1. From the year 2000 to 2011, the mean age of patients who died on the trauma service increased from 47.0 to 56.7 years of age.
2. During the same time interval, deaths due to preexisting medical conditions only and survivable trauma combined with complications of preexisting medical conditions increased from 3.3% to 20.9% and from 6.7% to 16.4% respectively.
Evidence Rating Level: 2 (Good)
Study Rundown: As innovations in trauma management advance, the most common causes of death following trauma have changed as well. Improvements in resuscitation, operative management and treatment guidelines have significantly improved outcomes. However, the patient population has increased in age, and patients now more commonly have preexisting medical conditions. This study demonstrated that as the mean age of trauma patients increased, the rate of deaths due to preexisting medical conditions (PM) and survivable trauma combined with complications of preexisting medical conditions (TCoM) increased. Deaths due to traumatic brain injury or high spinal cord injury (TBIC) and multiorgan failure, sepsis or adult respiratory distress syndrome (MOF/S/ARDS) decreased. This study is limited in several aspects. First, this is a single center study, which may not be generalizable to other trauma centers. Although the authors claim that there was an increase in number of deaths due to preexisting medical conditions, data pertaining to the comorbid conditions these patients had is not available. Furthermore, there were only 15 deaths due to multiple organ failure, sepsis, or adult respiratory distress syndrome. Although the decrease in incidence reached statistical significance, the low sample size of this group is concerning.
Relevant Reading: The epidemiology of traumatic death. A population-based analysis
In-Depth [retrospective study]: This study examined 842 patients admitted to the trauma service of a level 1 trauma center who died following their injury.
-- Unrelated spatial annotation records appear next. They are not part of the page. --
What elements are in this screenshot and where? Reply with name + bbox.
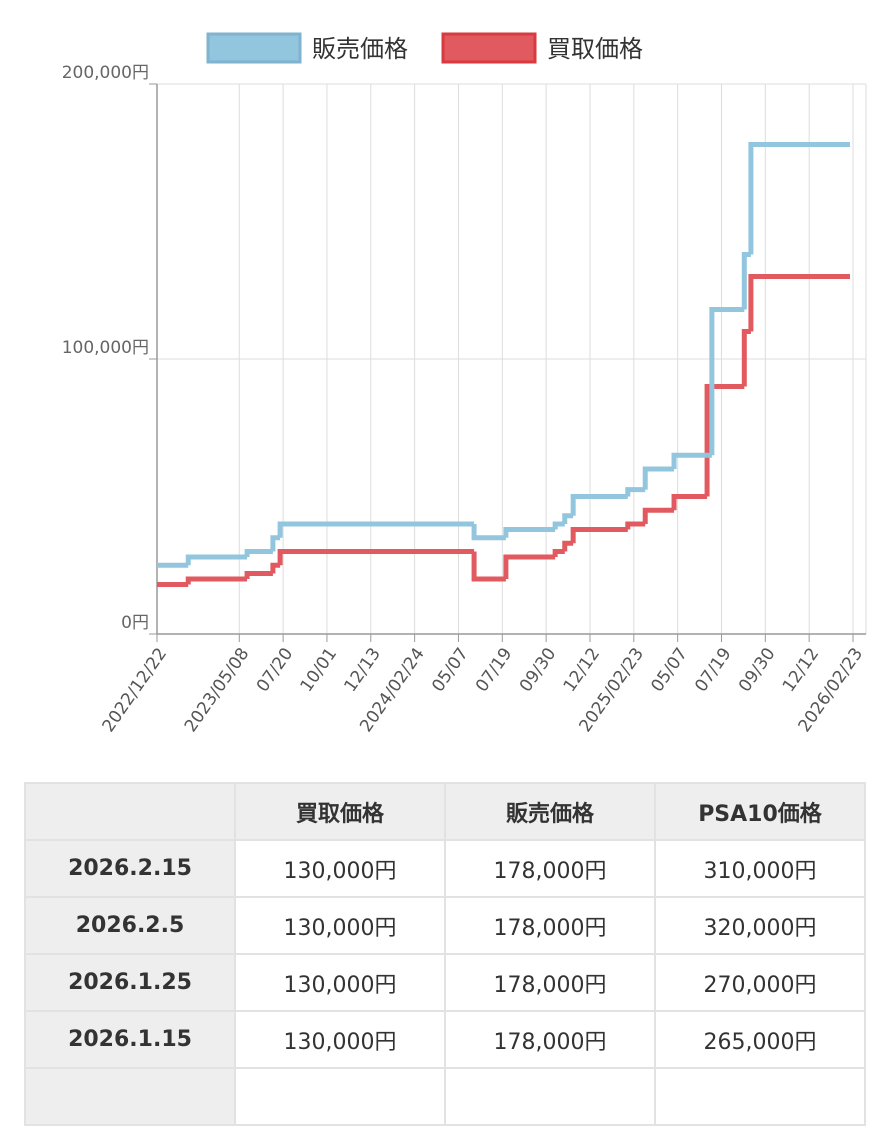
x-tick-label: 2023/05/08 <box>181 644 254 736</box>
x-tick-label: 07/19 <box>691 644 735 696</box>
step-segment <box>570 527 628 544</box>
step-segment <box>748 274 850 332</box>
step-segment <box>671 494 708 511</box>
step-segment <box>625 487 646 497</box>
y-tick-label: 100,000円 <box>62 338 149 358</box>
step-segment <box>552 521 565 530</box>
price-cell: 270,000円 <box>654 953 866 1012</box>
legend-swatch <box>441 32 537 64</box>
price-cell: 130,000円 <box>234 896 446 955</box>
header-cell: 買取価格 <box>234 782 446 841</box>
legend-label: 買取価格 <box>547 35 643 63</box>
step-segment <box>748 142 850 255</box>
table-row: 2026.1.15 130,000円 178,000円 265,000円 <box>24 1010 866 1069</box>
step-segment <box>642 507 675 524</box>
price-cell: 320,000円 <box>654 896 866 955</box>
step-segment <box>570 494 628 516</box>
empty-cell <box>234 1067 446 1126</box>
x-tick-label: 10/01 <box>297 644 341 696</box>
empty-cell <box>654 1067 866 1126</box>
step-segment <box>552 549 565 557</box>
x-tick-label: 2022/12/22 <box>99 644 172 736</box>
series-line <box>157 142 850 568</box>
date-cell: 2026.1.15 <box>24 1010 236 1069</box>
table-row: 2026.2.5 130,000円 178,000円 320,000円 <box>24 896 866 955</box>
step-segment <box>244 549 273 557</box>
price-cell: 178,000円 <box>444 1010 656 1069</box>
step-segment <box>185 576 248 585</box>
x-tick-label: 09/30 <box>516 644 560 696</box>
step-segment <box>277 549 475 566</box>
step-segment <box>503 527 556 538</box>
step-segment <box>625 521 646 530</box>
step-segment <box>270 562 281 574</box>
empty-cell <box>444 1067 656 1126</box>
step-segment <box>185 554 248 566</box>
legend-label: 販売価格 <box>312 35 408 63</box>
step-segment <box>642 466 675 490</box>
price-cell: 130,000円 <box>234 953 446 1012</box>
step-segment <box>277 521 475 538</box>
step-segment <box>471 524 506 541</box>
price-cell: 310,000円 <box>654 839 866 898</box>
price-table: 買取価格 販売価格 PSA10価格 2026.2.15 130,000円 178,000… <box>24 782 866 1126</box>
step-segment <box>244 571 273 579</box>
x-tick-label: 07/20 <box>253 644 297 696</box>
date-cell: 2026.1.25 <box>24 953 236 1012</box>
corner-cell <box>24 782 236 841</box>
date-cell: 2026.2.15 <box>24 839 236 898</box>
x-tick-label: 05/07 <box>428 644 472 696</box>
price-cell: 178,000円 <box>444 896 656 955</box>
price-cell: 130,000円 <box>234 1010 446 1069</box>
step-segment <box>471 551 506 582</box>
header-cell: 販売価格 <box>444 782 656 841</box>
step-segment <box>709 307 745 456</box>
x-tick-label: 12/13 <box>340 644 384 696</box>
step-segment <box>562 513 574 524</box>
y-tick-label: 0円 <box>121 613 149 633</box>
x-tick-label: 09/30 <box>735 644 779 696</box>
table-row: 2026.2.15 130,000円 178,000円 310,000円 <box>24 839 866 898</box>
legend-swatch <box>206 32 302 64</box>
step-segment <box>562 540 574 552</box>
price-cell: 178,000円 <box>444 953 656 1012</box>
price-cell: 178,000円 <box>444 839 656 898</box>
table-row-partial <box>24 1067 866 1126</box>
x-tick-label: 05/07 <box>647 644 691 696</box>
header-row: 買取価格 販売価格 PSA10価格 <box>24 782 866 841</box>
step-segment <box>503 554 556 579</box>
empty-cell <box>24 1067 236 1126</box>
date-cell: 2026.2.5 <box>24 896 236 955</box>
step-segment <box>671 452 708 469</box>
price-cell: 265,000円 <box>654 1010 866 1069</box>
price-cell: 130,000円 <box>234 839 446 898</box>
x-tick-label: 12/12 <box>779 644 823 696</box>
x-tick-label: 07/19 <box>472 644 516 696</box>
table-row: 2026.1.25 130,000円 178,000円 270,000円 <box>24 953 866 1012</box>
y-tick-label: 200,000円 <box>62 63 149 83</box>
header-cell: PSA10価格 <box>654 782 866 841</box>
x-tick-label: 12/12 <box>560 644 604 696</box>
page: 0円 100,000円 200,000円 2022/12/22 2023/05/08 07… <box>24 32 868 1126</box>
All deaths were evaluated at the center’s monthly morbidity and mortality conference and reviewed by the county medical examiner. The causes of death were classified into several categories. Next, major changes in the the trauma surgery service’s practices during the study period were analyzed. It is significant to note the adoption of four new treatment guidelines during the study period, including lung protective ventilation (2002), increased venous thromboembolism screening and prophylaxis (2002), damage-control resuscitation techniques (2007), and use of fresh frozen plasma limited to male donors to reduce transfusion related acute lung injury (2007).
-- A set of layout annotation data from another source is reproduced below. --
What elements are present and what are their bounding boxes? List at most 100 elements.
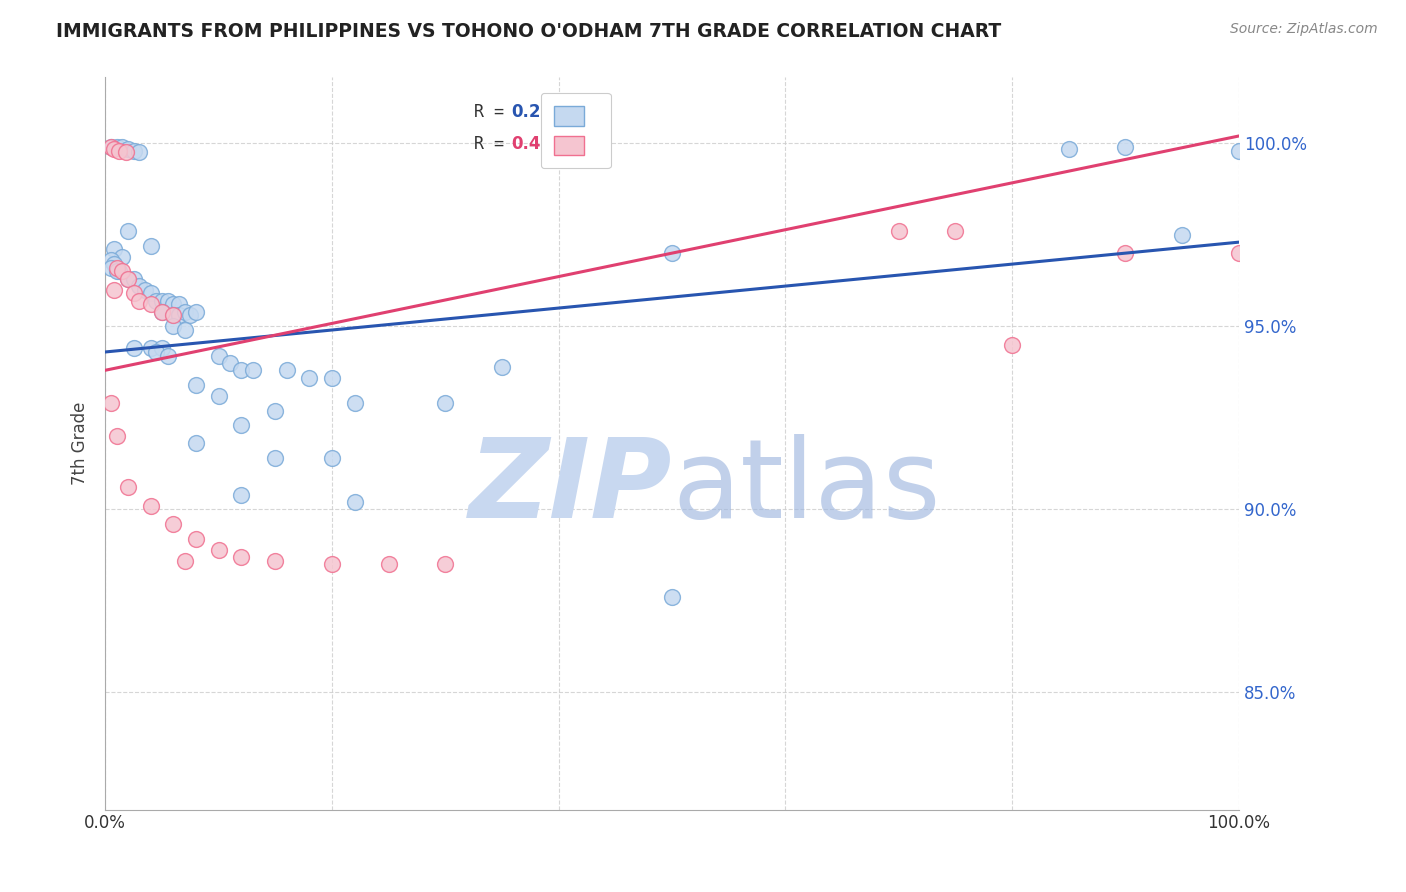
Point [122,144,145,158]
Text: 31: 31 [581,136,605,153]
Point [139,239,162,253]
Point [1001,337,1024,351]
Text: 0.468: 0.468 [510,136,564,153]
Point [108,144,131,158]
Text: R =: R = [474,136,513,153]
Point [173,554,195,568]
Point [150,293,173,308]
Point [100,140,122,154]
Point [114,145,136,160]
Y-axis label: 7th Grade: 7th Grade [72,401,89,485]
Text: N =: N = [547,103,595,121]
Text: 0.218: 0.218 [510,103,564,121]
Point [231,418,253,433]
Point [122,272,145,286]
Point [661,246,683,260]
Point [321,370,343,384]
Point [122,286,145,301]
Point [145,345,167,359]
Point [321,451,343,466]
Point [661,591,683,605]
Point [231,488,253,502]
Point [111,264,134,278]
Point [207,542,229,557]
Point [100,396,122,410]
Point [179,309,201,323]
Point [162,309,184,323]
Point [117,272,139,286]
Point [105,264,128,278]
Point [117,272,139,286]
Point [117,224,139,238]
Point [1227,246,1250,260]
Point [111,140,134,154]
Text: IMMIGRANTS FROM PHILIPPINES VS TOHONO O'ODHAM 7TH GRADE CORRELATION CHART: IMMIGRANTS FROM PHILIPPINES VS TOHONO O'… [56,22,1001,41]
Point [1114,140,1136,154]
Point [184,304,207,318]
Point [103,142,125,156]
Text: R =: R = [474,103,513,121]
Point [128,145,150,160]
Point [264,403,287,417]
Point [128,293,150,308]
Text: ZIP: ZIP [468,434,672,541]
Point [105,429,128,443]
Point [184,378,207,392]
Point [321,558,343,572]
Point [100,140,122,154]
Point [105,140,128,154]
Point [343,396,366,410]
Point [1171,227,1194,242]
Point [298,370,321,384]
Point [139,297,162,311]
Point [103,257,125,271]
Point [264,451,287,466]
Point [184,532,207,546]
Point [150,341,173,355]
Text: atlas: atlas [672,434,941,541]
Point [117,142,139,156]
Point [128,279,150,293]
Point [139,341,162,355]
Point [111,250,134,264]
Point [134,283,156,297]
Point [491,359,513,374]
Point [122,341,145,355]
Point [162,516,184,531]
Text: 63: 63 [581,103,605,121]
Point [276,363,298,377]
Point [219,356,242,370]
Point [145,293,167,308]
Point [150,304,173,318]
Point [434,396,457,410]
Text: Source: ZipAtlas.com: Source: ZipAtlas.com [1230,22,1378,37]
Point [100,260,122,275]
Point [162,297,184,311]
Point [207,349,229,363]
Point [1227,144,1250,158]
Text: N =: N = [547,136,595,153]
Point [167,297,190,311]
Point [162,309,184,323]
Point [167,309,190,323]
Point [139,286,162,301]
Point [377,558,399,572]
Point [117,480,139,494]
Point [231,363,253,377]
Point [103,243,125,257]
Point [173,304,195,318]
Point [434,558,457,572]
Point [242,363,264,377]
Point [1057,142,1080,156]
Point [173,323,195,337]
Point [150,304,173,318]
Point [184,436,207,450]
Point [105,260,128,275]
Point [207,389,229,403]
Point [156,349,179,363]
Point [1114,246,1136,260]
Point [108,264,131,278]
Point [231,549,253,564]
Point [887,224,910,238]
Point [162,319,184,334]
During the study period, the percentage of elderly and severely injured patients increased from 10.8% to 25.5% (p<0.001), and from 14.1% to 19.0% (p=0.001) respectively. Concurrently, there were increasing trends in the prevalence of Charlson comorbidities, while there was a decreasing trend in all-cause annual mortality rates. Over the study period, the mean age of patients who died on the trauma service increased from 47.0 to 56.7 years of age. The most common causes of death after traumatic injury were traumatic brain injury or high spinal cord injury (44.3%) and acute hemorrhagic shock (28.3%). Deaths due to preexisting medical conditions only and survivable trauma combined with complications of preexisting medical conditions increased from 3.3% to 20.9%, and from 6.7% to 16.4% respectively. Deaths caused by multiple organ failure, sepsis, and adult respiratory distress syndrome decreased from 5% in 2000 to 0% in 2007.